俺も最近はナツキちゃんの方の相手訓練に感けていてダンジョンに行けていない。


ナツキちゃんは既に嘗てユキちゃんやジュンペイがそうであった様に基本的な攻撃魔法は既にマスターし、最近では回復系魔法にゲートや『時空間庫』まで覚えてしまった。


今は重力制御魔法を教えてウィングスーツによる滑空を覚えさせようとして居る所である。


なので日々面白い様に吸収して進化して行くナツキちゃんに付ききりで魔法や閃光流の剣術の指導をしているのであった。

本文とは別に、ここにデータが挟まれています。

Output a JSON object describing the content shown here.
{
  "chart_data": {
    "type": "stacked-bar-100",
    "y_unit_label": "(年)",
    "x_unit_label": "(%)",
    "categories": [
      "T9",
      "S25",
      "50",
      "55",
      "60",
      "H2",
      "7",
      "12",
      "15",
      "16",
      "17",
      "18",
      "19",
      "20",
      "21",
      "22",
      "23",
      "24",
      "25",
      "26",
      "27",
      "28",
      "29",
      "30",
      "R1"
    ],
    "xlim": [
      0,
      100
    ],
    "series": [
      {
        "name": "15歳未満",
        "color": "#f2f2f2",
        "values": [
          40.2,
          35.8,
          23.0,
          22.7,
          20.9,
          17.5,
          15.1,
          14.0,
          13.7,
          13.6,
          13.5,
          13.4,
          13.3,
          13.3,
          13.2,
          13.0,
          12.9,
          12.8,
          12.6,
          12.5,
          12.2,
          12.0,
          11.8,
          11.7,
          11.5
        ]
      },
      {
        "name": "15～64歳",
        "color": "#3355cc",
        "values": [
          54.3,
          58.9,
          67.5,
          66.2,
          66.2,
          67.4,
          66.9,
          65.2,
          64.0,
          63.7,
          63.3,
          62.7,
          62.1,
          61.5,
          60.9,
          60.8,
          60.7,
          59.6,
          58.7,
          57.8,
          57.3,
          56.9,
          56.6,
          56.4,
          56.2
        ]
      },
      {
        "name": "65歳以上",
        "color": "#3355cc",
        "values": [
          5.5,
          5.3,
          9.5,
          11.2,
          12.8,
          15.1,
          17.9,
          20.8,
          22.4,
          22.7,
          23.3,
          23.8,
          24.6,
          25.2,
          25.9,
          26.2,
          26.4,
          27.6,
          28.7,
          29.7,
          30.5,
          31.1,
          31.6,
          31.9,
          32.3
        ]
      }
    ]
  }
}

現状近所の森で魔物狩りをしている程度であるが一通りの教育が終わったら、ジュンペイにジョイントしてナツキちゃんを連れてダンジョンに行こうかと思って居る所である。


「お父様、ナツキも早くダンジョンで魔物を相手にしたいです。」と最近ナツキちゃんからのリクエストの圧が掛かる。


こうして教える事も無くなり、ジュンペイと一緒に3人で王都のダンジョンに潜るのであった。


初めてのダンジョンでナツキちゃんのテンションが高いが浮かれて油断せずにシッカリ気配を探って俺達が見守る中、初日にして10層の階層ボス部屋まであっと言う間に辿り着いてしまうのだった。


一晩明けた翌日は11階層から始めてまたもや3人駆け足でダンジョンを走って廻って18階層まで進んだのであった。


その後も1週間掛からずに27階層を突破していよいよ美味しいミノタウロスの待つ28階層に辿り着くのであった。


高周波ブレードを使ってサクっとミノタウロスを屠るナツキちゃんに思わず後ろで見て居て拍手を贈ってしまう。


現在ミノ亭で使うミノタウロスの仕入れは子供等がこの階層で行って居るが、叩き上げの彼等でさえ、初戦ではこうもアッサリミノタウロスを倒す事は出来なかったのだ。


流石は我が娘と言う事だろう。と思わず親馬鹿を発動する俺であった。